President Donald Trump is once again taking aim at Washington—but this time, his frustration is directed at two of his own Supreme Court picks.

During a major National Republican Congressional Committee fundraiser, Trump didn’t hold back after a recent Supreme Court ruling derailed a key part of his America-first trade strategy.

And his message was clear: the decision could cost the United States hundreds of billions of dollars.


🔴 Trump Blasts Supreme Court Over Tariff Ruling

“Bad courts in this country are costing us a tremendous amount of money,” Trump told the crowd.

The president was reacting to a February Supreme Court ruling that blocked his use of emergency powers to impose sweeping tariffs on foreign nations—one of the most aggressive tools in his economic playbook.

Trump warned the decision could have massive financial consequences for American workers, businesses, and taxpayers.


🔴 Shock Moment: Trump Turns on His Own Appointees

In a moment that stunned many in the room, Trump directly criticized two justices he personally nominated: Neil Gorsuch and Amy Coney Barrett.

“Two of the people that voted for that I appointed… they sicken me,” Trump said. “They are bad for our country.”

For many conservatives, the comment reflects growing frustration with Republican-appointed judges who, once confirmed, do not always rule in line with the policies they were expected to support.


🔴 The $133 Billion Question

At the center of the controversy is the International Emergency Economic Powers Act (IEEPA)—a 1977 law Trump used to impose tariffs on dozens of countries.

Those tariffs generated an estimated $133 billion in revenue across fiscal years 2025 and 2026, according to federal data.

Now, the Supreme Court ruling has thrown that entire strategy into uncertainty.

Even more concerning: the court did not clarify whether that money might have to be refunded—raising serious questions about the long-term impact on the U.S. economy.


🔴 Trump Forced to Pivot—But Options Are Limited

With IEEPA off the table, the Trump administration is now relying on slower, more restrictive trade laws.

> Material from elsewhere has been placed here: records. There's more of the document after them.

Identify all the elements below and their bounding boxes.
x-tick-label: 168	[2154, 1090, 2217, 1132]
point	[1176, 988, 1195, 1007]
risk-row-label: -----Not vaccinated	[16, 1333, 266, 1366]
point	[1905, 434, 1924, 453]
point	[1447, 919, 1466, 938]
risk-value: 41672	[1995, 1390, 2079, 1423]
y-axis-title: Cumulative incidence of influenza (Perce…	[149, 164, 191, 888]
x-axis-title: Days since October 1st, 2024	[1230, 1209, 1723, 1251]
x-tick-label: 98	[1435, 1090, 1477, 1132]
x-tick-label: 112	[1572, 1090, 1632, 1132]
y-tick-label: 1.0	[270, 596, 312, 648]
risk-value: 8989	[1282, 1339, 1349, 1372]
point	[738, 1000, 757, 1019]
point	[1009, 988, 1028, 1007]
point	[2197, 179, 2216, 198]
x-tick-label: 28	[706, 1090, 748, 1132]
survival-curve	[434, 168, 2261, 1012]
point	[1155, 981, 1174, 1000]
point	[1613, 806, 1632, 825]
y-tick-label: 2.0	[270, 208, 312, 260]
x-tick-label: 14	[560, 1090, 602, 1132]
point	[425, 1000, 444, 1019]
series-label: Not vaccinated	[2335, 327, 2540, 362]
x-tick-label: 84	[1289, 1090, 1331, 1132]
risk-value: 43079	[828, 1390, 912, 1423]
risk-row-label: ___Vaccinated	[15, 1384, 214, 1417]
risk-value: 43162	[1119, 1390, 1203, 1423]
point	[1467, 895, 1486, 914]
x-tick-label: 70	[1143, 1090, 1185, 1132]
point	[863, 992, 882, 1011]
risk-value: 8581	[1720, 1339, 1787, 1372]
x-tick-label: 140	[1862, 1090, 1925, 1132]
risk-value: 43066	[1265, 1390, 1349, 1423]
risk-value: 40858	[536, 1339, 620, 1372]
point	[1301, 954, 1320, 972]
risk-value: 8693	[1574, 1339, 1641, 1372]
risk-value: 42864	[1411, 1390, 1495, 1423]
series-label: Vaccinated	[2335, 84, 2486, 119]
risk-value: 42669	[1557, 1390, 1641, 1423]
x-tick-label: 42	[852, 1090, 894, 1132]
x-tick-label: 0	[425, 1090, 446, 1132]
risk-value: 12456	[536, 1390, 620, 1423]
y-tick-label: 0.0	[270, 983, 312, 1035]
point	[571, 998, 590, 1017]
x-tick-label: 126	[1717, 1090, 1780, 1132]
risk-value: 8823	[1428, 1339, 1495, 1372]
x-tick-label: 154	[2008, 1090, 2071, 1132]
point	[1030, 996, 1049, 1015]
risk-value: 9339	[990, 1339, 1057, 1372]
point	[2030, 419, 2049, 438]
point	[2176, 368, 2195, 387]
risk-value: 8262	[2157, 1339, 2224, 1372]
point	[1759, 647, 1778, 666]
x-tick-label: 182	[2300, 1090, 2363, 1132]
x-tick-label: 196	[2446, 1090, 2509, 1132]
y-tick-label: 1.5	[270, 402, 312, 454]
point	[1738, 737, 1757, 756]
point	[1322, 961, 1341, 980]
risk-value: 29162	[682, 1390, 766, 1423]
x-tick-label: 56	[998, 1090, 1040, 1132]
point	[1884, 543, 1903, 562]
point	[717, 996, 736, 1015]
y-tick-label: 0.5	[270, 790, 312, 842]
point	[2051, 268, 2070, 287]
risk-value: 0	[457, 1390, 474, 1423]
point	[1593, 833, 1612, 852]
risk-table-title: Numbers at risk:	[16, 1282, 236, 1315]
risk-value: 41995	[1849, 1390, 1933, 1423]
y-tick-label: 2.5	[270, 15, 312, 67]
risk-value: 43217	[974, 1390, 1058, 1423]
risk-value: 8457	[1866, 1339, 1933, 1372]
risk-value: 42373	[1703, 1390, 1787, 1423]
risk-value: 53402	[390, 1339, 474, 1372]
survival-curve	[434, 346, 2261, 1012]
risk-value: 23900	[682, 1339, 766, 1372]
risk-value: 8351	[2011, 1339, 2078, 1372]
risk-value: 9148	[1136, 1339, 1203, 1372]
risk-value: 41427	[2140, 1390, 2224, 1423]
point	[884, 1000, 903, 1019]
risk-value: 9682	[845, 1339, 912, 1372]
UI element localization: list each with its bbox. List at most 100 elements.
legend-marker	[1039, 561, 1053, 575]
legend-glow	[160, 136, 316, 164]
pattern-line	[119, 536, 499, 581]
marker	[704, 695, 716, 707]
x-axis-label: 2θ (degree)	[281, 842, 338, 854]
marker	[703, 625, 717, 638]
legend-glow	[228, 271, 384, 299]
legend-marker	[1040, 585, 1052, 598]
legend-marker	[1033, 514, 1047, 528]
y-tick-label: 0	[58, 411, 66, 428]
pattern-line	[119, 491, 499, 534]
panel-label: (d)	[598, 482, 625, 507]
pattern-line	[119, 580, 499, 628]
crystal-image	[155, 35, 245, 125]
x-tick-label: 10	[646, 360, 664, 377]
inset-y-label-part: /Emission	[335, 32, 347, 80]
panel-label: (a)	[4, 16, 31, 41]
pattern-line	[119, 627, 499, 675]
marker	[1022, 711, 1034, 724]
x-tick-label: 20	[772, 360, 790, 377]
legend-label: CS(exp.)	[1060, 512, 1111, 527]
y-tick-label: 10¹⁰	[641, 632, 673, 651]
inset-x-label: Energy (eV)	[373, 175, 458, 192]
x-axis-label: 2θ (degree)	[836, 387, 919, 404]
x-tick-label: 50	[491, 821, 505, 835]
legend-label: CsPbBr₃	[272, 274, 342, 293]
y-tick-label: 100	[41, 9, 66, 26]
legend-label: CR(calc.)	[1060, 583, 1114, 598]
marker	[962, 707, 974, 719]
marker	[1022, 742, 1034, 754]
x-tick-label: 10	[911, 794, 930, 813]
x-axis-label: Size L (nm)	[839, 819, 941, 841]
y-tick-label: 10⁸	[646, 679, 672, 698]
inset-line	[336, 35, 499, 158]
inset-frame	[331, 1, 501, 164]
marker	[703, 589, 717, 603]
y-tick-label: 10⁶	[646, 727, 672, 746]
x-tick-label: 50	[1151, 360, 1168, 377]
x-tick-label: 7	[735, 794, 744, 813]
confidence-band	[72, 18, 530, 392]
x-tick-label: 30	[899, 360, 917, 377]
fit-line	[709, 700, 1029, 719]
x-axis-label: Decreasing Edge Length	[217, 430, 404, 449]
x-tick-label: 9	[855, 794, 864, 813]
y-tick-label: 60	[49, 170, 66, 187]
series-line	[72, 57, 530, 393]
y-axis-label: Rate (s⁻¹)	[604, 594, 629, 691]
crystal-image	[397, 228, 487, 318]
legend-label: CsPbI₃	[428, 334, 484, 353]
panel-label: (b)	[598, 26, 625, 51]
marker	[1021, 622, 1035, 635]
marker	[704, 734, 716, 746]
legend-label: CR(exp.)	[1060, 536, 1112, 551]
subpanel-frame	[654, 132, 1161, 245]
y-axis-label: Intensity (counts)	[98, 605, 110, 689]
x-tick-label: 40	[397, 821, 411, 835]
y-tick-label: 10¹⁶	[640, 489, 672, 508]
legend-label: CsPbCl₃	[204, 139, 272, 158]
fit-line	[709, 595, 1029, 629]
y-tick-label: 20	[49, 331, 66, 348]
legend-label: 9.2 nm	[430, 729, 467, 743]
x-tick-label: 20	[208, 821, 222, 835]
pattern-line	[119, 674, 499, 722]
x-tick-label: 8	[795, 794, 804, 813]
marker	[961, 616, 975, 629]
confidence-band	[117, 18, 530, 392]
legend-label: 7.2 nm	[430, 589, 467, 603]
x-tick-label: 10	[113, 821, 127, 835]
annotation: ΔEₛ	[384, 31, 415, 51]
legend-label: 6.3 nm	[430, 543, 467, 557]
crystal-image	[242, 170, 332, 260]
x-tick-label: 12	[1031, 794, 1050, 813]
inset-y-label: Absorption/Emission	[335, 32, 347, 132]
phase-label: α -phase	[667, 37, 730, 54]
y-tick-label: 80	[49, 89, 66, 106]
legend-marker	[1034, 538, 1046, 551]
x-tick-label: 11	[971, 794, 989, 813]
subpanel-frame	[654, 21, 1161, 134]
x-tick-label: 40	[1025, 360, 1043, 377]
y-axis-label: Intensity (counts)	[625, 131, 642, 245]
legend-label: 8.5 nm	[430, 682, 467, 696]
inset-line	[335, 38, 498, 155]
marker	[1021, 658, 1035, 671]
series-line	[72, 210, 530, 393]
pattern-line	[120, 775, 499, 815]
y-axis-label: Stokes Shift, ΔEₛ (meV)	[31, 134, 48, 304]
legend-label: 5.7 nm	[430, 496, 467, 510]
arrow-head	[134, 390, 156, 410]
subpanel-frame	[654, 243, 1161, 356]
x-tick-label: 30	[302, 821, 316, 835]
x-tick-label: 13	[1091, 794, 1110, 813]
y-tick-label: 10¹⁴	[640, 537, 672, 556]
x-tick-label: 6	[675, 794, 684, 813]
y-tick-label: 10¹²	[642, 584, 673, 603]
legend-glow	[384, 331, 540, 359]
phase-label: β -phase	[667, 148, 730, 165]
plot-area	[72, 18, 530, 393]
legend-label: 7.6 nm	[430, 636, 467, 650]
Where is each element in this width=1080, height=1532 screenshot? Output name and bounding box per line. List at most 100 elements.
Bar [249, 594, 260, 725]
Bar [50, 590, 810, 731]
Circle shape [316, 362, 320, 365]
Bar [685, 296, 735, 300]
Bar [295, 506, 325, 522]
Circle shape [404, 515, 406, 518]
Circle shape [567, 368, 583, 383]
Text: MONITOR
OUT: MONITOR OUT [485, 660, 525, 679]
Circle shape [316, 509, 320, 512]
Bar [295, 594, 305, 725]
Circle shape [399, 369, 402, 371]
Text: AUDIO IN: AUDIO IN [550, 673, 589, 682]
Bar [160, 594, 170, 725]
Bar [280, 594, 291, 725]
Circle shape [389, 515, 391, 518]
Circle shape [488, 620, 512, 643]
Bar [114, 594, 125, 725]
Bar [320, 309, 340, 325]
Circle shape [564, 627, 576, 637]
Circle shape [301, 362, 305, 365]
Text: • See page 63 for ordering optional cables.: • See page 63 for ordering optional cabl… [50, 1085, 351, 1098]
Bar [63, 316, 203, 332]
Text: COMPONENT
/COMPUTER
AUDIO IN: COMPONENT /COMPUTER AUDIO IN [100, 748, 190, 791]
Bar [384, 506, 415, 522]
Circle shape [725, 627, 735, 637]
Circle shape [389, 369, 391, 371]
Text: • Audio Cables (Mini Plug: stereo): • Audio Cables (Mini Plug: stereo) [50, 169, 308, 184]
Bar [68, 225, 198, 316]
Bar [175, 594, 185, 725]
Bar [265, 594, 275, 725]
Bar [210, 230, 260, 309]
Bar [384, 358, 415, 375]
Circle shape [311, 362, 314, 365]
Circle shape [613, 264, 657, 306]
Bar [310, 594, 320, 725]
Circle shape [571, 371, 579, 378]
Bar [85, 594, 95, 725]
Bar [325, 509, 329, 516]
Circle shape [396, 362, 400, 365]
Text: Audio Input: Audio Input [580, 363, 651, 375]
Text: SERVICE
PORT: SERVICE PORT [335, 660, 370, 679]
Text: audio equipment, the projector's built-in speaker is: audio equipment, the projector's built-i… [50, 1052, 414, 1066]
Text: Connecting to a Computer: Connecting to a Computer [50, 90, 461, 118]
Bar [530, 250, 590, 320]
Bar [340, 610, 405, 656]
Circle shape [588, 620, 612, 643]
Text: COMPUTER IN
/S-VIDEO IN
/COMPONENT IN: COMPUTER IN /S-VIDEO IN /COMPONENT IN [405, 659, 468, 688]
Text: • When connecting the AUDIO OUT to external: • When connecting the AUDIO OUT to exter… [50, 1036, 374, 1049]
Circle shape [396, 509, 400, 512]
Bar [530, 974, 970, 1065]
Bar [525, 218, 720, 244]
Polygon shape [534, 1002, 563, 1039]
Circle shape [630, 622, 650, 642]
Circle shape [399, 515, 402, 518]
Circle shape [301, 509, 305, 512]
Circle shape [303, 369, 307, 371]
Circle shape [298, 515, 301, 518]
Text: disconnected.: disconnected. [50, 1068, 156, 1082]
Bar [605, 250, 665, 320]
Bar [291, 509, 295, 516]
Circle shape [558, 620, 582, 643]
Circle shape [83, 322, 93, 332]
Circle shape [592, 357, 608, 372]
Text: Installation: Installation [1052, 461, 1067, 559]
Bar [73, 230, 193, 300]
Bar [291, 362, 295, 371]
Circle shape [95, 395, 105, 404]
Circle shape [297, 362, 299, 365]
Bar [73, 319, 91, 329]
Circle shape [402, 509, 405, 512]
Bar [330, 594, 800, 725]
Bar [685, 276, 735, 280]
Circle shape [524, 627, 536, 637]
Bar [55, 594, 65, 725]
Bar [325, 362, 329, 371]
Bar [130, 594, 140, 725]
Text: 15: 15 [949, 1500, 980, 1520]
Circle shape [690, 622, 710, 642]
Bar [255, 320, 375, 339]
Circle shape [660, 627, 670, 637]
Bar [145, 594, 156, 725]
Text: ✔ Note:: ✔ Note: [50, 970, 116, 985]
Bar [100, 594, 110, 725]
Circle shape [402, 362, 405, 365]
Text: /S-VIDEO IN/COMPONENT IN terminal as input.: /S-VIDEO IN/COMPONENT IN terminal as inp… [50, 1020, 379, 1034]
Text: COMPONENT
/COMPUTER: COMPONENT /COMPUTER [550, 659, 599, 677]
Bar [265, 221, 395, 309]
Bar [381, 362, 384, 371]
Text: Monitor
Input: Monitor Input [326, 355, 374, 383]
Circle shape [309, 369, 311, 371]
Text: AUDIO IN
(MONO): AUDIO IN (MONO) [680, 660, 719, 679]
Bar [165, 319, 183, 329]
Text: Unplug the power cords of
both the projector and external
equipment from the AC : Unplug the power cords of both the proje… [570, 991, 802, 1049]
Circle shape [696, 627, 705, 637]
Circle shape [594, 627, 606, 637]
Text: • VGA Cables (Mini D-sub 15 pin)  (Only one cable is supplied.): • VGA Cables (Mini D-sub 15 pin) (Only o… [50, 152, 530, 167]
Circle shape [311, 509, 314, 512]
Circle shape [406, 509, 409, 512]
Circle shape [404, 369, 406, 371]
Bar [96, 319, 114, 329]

One option includes Section 122 of the Trade Act of 1974, allowing temporary tariffs of up to 15%—but only for five months without congressional approval.

Another path involves Section 301 investigations, targeting unfair trade practices. However, these take time and lack the immediate impact Trump previously wielded.

For supporters of strong trade enforcement, the shift represents a significant setback.


🔴 Kavanaugh Stands Alone

Not every justice sided against Trump.

Justice Brett Kavanaugh issued a strong dissent, arguing that if a president can shut down trade entirely under IEEPA, then imposing tariffs should also be allowed.

He also suggested the ruling may not stop future administrations from achieving similar results through other legal channels.


🔴 White House Spins Ruling as a Partial Victory

Despite the loss, Trump adviser Peter Navarro insisted the outcome wasn’t all bad.

According to Navarro, the Supreme Court effectively validated the administration’s broader use of other tariff authorities—even while rejecting IEEPA.

Still, critics argue that losing the fastest and most flexible tool weakens America’s negotiating power on the global stage.


🔴 Rising Tensions Between Trump and the Courts

The president’s comments come as tensions between the executive branch and the judiciary continue to grow.

Chief Justice John Roberts recently warned that increasing hostility toward judges could become “dangerous” if it escalates further.

But for many Americans—especially older voters who remember decades of outsourcing and trade imbalances—the concern is different: whether the courts are standing in the way of protecting American jobs.


🔴 The Bottom Line

This latest clash highlights a deeper issue shaping the future of the country:

Who really controls America’s economic policy—the elected president, or unelected judges?

For Trump and his supporters, the answer could determine whether the United States maintains its edge in an increasingly competitive global economy.